A: Riposte armonie (hidden harmonies) is a book documenting the correspondence between Federigo Enriques and Guido Castelnuovo, over a span of 20 years. The book is unidirectional - it only contains letters written by Enriques - but it documents the golden years of the Italian school of algebraic geometry, as well as the friendship between the two mathematicians
A: The Grothendieck-Brown correspondence
As far as I know these letters are planned to be published alongside "Pursuing stacks" on Documents Mathématiques
A: Some years ago, I was tracking the origins of fractional calculus and finally found a comprehensive list of Leibniz correspondence.
A: This page https://agrothendieck.github.io/ is collecting (mainly from the https://grothendieck.umontpellier.fr/archives-grothendieck/) mathematical letters from Grothendieck (it is work in progress but now over 200 pg long):
https://agrothendieck.github.io/divers/letters.pdf
See "Réflexions Mathématiques" there for more or contact the owner for comments.

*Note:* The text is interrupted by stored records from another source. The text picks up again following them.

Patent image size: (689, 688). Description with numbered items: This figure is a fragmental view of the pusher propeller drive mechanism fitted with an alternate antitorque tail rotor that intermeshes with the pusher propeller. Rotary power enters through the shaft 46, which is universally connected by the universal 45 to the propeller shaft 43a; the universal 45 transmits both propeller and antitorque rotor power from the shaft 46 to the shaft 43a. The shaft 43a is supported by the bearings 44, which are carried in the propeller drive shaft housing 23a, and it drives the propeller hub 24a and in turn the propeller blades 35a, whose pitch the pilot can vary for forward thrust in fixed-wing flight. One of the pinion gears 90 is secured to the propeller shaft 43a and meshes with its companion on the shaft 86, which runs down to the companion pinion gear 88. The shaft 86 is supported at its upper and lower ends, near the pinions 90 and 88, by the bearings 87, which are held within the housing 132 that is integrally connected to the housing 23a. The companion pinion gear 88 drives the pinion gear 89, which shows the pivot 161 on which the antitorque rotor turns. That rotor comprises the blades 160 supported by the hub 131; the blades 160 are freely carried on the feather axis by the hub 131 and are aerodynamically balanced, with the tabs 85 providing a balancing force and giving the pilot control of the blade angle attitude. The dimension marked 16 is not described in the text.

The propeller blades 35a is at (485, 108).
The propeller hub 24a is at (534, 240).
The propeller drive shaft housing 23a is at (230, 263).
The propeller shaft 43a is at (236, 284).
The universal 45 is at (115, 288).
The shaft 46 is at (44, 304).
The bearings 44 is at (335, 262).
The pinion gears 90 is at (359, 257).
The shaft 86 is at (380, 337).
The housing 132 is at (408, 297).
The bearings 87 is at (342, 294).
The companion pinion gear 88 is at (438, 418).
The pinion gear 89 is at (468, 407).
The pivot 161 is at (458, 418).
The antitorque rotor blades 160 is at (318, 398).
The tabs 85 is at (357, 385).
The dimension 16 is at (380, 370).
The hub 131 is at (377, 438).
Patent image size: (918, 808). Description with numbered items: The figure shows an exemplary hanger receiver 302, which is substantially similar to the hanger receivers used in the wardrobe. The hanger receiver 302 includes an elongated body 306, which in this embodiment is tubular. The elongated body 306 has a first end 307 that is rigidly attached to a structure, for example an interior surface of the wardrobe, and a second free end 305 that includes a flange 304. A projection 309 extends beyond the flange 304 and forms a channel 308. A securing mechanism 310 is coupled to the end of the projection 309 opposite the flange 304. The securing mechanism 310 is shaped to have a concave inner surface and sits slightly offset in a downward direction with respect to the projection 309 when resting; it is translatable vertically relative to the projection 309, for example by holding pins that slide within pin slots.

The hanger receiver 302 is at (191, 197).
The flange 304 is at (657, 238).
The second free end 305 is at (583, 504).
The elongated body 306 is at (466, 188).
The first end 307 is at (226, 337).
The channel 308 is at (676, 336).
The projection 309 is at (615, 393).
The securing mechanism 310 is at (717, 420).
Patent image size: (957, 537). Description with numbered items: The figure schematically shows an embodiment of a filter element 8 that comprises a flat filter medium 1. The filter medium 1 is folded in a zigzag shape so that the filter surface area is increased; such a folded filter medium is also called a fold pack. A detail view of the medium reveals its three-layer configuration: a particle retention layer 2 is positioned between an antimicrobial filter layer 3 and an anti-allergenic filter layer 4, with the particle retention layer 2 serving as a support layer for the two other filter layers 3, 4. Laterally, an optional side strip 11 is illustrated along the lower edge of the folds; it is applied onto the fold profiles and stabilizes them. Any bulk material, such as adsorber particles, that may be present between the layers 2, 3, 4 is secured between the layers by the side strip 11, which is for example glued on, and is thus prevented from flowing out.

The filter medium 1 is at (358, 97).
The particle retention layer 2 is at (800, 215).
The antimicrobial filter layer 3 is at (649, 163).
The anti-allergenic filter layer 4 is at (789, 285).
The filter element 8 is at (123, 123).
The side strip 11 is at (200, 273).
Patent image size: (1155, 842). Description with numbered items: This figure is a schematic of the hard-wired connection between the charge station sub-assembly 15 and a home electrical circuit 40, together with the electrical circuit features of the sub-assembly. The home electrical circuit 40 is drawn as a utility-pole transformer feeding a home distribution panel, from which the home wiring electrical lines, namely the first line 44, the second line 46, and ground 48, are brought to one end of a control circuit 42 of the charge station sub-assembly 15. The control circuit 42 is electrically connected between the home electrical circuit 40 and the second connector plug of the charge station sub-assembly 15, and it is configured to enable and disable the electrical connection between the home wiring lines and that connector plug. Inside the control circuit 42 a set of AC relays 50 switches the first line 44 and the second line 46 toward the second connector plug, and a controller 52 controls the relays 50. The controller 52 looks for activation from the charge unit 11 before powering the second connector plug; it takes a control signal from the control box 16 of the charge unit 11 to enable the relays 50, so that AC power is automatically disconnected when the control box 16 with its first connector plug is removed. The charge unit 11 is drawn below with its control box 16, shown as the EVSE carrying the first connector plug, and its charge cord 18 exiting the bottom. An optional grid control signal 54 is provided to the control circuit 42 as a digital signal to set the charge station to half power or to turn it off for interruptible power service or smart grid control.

A: I am surprised that nobody has mentioned
Emil Artin und Helmut Hasse,
Die Korrespondenz 1923--1934
Helmut Hasse und Emmy Noether,
Die Korrespondenz 1925--1935
and
Der Briefwechsel Hasse--Scholz--Taussky.
A: Grothendieck-Serre correspondence, bilingual edition (online)
A: Correspondance Serre-Tate, Volume I+II
A: The Euler archive contains more or less everything Leonard Euler ever wrote that still exists today, including his letter correspondence with various people.
A: Élie Cartan and Albert Einstein, Letters on Absolute Parallelism, 1929-1932 (Princeton Legacy Library), 1st ed., 1979,  ‎ 978-0691082295
A: Gauss' correspondence is also easily available, for example with Wolfgang Bolyai, including the (in)famous passages about the discovery of non-Euclidean geometry.
A: Kurt Godel's Collected Works include his correspondence in volumes IV and V.
The end of Solomon Feferman's preface to volume III is an amusing historical document in itself, from 1995 -- I see it as capturing the brief moment when one could perceive e-mail as an alternative to physical correspondence, rather than a default:
"One feature of our work together [on the editorial team] in recent years deserves special mention: namely, the use of the electronic mail system, which has radically transformed and facilitated our communications and decision-making, and has produced a new art of nagging. How did we ever live without it?"
A: I'm not sure whether this is a comprehensive example, but
Singularités Irrégulières: Correspondance et Documents (Société Mathématique de France, 2007)
contains correspondence from 1976 - 1991 between Pierre Deligne, Bernard Malgrange, and Jean-Pierre Ramis on the subject of irregular singularities of linear differential equations.